I've learned to be more communicative with my crew and my professors by staying involved in the sport. Not only am I being motivative to my boat, but I'm more confident in voicing my opinion to my professors and talking things through, like I would a race plan. It's helped me with interviews, getting points back and, overall, just making me a more open person.
8. My Team
I honestly would not trade what I have with my team for anything. Each one of them is so significant in their own way and so unique. Leaving them is like leaving a family, and they're the reason that I can wake up every morning, excited to go out on the water in the dark because we're all working towards one goal. That's how it was for me in high school too.
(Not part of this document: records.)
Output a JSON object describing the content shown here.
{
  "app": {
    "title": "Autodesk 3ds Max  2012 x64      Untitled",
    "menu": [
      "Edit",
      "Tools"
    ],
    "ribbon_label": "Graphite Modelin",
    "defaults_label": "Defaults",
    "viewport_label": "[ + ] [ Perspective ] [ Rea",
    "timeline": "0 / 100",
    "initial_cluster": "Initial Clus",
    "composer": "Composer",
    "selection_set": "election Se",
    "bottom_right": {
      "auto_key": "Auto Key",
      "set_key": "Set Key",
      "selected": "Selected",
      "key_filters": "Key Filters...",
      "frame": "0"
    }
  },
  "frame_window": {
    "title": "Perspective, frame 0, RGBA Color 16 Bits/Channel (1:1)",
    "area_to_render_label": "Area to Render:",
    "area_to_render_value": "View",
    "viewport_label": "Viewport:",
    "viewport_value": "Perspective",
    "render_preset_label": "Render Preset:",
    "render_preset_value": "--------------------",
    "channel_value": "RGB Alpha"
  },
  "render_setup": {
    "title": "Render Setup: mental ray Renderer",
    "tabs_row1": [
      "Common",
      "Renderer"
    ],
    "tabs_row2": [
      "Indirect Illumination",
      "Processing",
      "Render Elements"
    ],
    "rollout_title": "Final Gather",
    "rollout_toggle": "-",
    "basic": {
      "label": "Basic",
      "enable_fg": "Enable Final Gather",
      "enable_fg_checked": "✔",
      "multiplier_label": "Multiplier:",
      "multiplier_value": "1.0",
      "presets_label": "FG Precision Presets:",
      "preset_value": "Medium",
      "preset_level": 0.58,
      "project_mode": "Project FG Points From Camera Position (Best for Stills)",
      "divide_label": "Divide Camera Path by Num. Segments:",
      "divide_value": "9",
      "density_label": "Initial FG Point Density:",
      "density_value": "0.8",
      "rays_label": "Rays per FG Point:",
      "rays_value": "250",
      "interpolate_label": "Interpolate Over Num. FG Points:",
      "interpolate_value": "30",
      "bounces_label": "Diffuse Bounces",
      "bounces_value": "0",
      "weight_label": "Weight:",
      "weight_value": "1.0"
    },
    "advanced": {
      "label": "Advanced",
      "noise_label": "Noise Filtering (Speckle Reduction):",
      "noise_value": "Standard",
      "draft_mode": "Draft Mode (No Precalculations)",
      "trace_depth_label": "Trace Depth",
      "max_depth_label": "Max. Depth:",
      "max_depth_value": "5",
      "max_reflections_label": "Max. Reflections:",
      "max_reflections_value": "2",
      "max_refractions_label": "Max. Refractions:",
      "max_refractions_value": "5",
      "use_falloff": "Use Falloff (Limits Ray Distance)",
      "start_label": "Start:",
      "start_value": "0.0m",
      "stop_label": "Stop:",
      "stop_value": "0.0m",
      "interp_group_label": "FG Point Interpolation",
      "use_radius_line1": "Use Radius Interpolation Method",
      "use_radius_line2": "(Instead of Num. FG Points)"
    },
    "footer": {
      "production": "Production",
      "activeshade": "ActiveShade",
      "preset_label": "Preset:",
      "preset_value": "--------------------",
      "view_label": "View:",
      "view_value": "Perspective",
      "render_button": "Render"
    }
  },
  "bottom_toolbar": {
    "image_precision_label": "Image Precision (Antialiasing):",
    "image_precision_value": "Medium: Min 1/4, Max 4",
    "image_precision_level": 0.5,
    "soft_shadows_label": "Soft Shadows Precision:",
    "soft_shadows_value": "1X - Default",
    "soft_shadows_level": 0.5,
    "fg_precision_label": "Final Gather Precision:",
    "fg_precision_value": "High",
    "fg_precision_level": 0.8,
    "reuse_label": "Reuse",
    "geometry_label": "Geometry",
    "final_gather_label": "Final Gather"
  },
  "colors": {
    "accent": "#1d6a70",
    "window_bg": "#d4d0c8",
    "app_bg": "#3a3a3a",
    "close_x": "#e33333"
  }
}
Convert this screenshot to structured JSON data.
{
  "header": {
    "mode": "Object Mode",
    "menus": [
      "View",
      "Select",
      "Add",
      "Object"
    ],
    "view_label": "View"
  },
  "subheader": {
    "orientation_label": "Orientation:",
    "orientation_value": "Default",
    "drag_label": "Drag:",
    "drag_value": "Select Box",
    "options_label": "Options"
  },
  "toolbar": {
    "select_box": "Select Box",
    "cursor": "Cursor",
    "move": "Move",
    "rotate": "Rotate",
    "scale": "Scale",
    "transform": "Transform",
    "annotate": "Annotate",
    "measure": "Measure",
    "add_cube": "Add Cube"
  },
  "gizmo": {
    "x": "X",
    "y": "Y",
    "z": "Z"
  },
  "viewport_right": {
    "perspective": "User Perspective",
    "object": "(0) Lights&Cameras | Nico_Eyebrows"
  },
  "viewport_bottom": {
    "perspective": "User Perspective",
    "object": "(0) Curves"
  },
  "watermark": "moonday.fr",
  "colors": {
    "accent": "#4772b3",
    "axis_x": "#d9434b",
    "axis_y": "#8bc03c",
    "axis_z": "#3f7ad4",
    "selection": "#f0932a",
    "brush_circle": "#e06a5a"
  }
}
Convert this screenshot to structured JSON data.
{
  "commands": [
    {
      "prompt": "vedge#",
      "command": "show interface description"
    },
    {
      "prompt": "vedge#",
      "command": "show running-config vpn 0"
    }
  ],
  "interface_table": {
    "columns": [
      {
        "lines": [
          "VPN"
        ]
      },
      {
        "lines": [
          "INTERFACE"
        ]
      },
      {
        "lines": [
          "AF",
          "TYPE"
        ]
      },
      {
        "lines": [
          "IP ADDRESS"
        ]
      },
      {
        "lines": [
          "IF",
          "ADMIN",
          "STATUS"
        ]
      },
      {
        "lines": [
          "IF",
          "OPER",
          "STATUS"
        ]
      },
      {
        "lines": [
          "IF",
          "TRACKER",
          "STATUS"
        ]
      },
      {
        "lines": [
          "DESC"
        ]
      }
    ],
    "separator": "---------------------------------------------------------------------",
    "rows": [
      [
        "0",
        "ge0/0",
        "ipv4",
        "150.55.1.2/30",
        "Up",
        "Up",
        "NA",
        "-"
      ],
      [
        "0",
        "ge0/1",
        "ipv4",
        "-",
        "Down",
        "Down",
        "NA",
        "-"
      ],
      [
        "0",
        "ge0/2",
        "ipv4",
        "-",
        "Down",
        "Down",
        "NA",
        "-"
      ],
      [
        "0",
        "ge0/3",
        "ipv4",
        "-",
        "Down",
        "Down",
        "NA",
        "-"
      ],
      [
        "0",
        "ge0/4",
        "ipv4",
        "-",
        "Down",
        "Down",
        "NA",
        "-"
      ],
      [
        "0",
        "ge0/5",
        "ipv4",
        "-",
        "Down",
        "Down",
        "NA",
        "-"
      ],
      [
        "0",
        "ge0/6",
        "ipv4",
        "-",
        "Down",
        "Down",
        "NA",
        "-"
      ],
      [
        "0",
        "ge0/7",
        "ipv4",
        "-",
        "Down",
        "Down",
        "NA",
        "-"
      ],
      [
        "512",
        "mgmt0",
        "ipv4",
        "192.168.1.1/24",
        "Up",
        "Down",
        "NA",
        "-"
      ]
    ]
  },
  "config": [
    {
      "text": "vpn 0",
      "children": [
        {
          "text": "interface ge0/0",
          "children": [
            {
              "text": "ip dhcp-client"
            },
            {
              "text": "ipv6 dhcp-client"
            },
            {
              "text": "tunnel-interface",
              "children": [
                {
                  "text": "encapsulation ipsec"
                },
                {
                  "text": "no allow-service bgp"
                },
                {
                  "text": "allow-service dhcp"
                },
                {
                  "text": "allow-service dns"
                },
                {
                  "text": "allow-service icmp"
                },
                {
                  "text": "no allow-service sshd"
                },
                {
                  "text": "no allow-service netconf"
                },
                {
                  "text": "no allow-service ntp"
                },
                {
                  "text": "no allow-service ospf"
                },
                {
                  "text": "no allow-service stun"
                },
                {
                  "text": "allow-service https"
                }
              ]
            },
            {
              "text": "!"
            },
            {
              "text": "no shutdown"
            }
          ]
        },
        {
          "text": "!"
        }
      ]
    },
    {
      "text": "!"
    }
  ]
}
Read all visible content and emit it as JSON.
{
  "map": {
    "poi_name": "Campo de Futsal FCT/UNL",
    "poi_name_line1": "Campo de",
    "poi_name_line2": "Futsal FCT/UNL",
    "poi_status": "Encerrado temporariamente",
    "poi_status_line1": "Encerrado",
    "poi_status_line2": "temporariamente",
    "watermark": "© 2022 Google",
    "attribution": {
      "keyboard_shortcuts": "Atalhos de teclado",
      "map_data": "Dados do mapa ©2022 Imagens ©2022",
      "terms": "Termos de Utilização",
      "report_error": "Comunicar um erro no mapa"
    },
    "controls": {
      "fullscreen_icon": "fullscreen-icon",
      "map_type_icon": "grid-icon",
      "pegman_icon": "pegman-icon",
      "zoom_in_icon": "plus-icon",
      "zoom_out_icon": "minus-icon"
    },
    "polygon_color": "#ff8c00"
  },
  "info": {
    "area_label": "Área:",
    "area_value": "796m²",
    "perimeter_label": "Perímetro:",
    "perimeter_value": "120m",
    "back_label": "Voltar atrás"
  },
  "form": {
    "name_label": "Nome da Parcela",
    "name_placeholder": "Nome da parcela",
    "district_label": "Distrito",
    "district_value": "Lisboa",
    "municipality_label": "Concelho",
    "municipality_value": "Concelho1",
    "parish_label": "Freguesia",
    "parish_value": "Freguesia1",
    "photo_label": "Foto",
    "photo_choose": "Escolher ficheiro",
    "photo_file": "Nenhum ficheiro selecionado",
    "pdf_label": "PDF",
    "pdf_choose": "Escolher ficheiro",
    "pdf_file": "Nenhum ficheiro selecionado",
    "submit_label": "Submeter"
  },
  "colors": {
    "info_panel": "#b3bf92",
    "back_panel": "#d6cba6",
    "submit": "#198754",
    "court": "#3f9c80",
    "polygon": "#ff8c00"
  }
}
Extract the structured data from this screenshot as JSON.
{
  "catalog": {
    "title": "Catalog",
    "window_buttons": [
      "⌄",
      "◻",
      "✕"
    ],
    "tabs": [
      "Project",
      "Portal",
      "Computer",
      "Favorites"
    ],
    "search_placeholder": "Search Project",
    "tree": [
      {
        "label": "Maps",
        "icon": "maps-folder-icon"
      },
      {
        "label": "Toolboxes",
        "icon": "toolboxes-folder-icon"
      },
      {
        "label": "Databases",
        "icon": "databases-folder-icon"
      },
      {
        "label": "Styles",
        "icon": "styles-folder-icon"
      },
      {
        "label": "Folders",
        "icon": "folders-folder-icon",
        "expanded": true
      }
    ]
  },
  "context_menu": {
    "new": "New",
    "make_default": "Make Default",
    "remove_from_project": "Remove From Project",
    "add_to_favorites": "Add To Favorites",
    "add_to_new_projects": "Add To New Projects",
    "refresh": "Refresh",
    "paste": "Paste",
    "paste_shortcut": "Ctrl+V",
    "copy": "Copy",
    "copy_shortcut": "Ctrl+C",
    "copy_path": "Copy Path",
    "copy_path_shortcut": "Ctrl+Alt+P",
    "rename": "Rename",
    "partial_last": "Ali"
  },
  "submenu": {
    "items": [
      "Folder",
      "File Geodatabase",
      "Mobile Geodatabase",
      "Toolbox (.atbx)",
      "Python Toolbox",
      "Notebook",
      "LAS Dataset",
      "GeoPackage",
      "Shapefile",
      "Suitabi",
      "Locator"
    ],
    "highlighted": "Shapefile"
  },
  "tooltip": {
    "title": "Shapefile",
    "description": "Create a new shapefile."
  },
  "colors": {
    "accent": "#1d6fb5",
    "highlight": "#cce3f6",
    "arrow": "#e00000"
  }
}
Being a part of the crew team is the most selfless version of teamwork; you're only as strong as your weakest rower, and working together to get stronger is why I love this sport, why I can't leave it for the world.
9. It's My Life
I've tried to find reasons to get out of crew, I really have. I've come up with excuses, like being too busy or having midterms every week, yet I'm still waking up at five in the morning when my alarm goes off, and I'm still walking to the boathouse to start practice. There isn't a part of me that understands what it's like to not have crew in my life anymore. After five years, you learn that it's a part of you. You don't just participate in the sport, you live and breathe it - just like you would with any sport or organization you're heavily involved in. It's a lifestyle at this point - not having it would be like not having a limb all of a sudden. I wouldn't know what to do.
Of course, going into college to play a sport isn't for everyone. Not everyone has to stay active and not everyone has to do what they did in high school. For me, it was about finding my home immediately when I got to campus, and keeping that family that I grew close to almost automatically. My crew is my backbone, my light in a bad day of classes and much, much more. So, if you're ever worried about continuing a sport, these are just a few reminders of what you have going for you. Hopefully it reminds you of all the good it brings, instead of the bad.